The “nakba,” or catastrophe as Palestinians refer to it, did not end in 1948. Israel has justified its existence on an unequivocal Jewish demographic majority in a place where Muslims and Christians combined had constituted an overwhelming majority.
Rather than challenge this zero-sum equation of human existence, the United States has provided Israel with diplomatic cover and bottomless military aid. Israel continues to systematically dispossess Palestinians. It continues to steal Palestinian land for illegal settlements while destroying Palestinian homes and evicting families. Israel also continues to deny Palestinian refugees the right to return to their homeland just because they are not Jewish.
This is why Palestinians have been resisting for more than seven decades: They are fighting to remain on their lands with dignity. They have valiantly resisted their colonial erasure. Palestinians have endured tremendous suffering and hardship, but there is no choice but to continue in the struggle. Israel and the Trump administration are trying to make permanent the exclusivist regime that they have imposed upon Palestinians — one based on racial and religious supremacy: apartheid. But Palestinians, even in this devastating moment, are paving paths of resistance to new and possible futures where freedom is not a mutually exclusive privilege but a natural human condition that can be enjoyed and embodied by all.
No US president ever applied any meaningful pressure on Israel. The Obama Administration made a couple of peace gestures on their way out. Donald Trump, however, moved Israeli leaders farther away from accountability, staffing his administration with extremist hardliners, backing away from Palestinian rights, taking Jerusalem “off the table”, ending the use of the word “occupation” to describe Israel’s military presence on Palestinian lands, and slashing assistance to Palestinian refugees by tens of millions of dollars.
Seventy years after the Nakba and its victims are no closer to justice today than they were back then.
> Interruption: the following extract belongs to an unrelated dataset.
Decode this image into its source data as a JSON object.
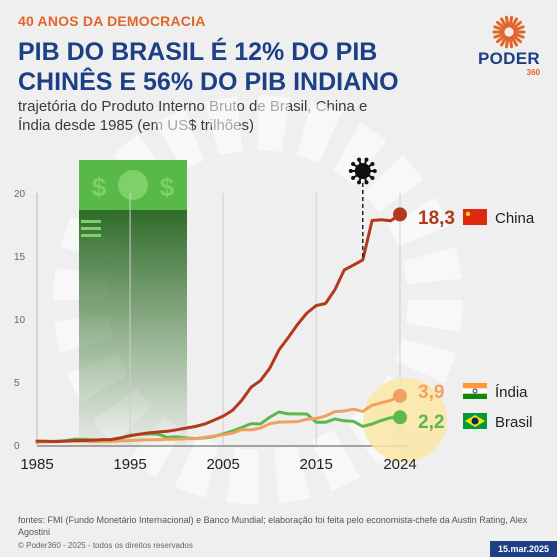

Much of the world has resigned itself to tepid commentary instead of meaningful action, as Israel bars Palestinians from every avenue towards dignity and freedom: No right to self-determination in a viable state of their own, no right to return to their original homes, and live sniper fire awaits those who mount an effective protest, even when they’re unarmed and non-violent.
But no matter how bleak the reality looks today, in terms of policy and on the ground, there is a counter-reality that must be recognised: Human aspiration for freedom and instinct of survival is mightier than any army or mighty force that stands in its way. Bullying and coercion over the past 70 years have not broken the spirit of Palestinian resistance.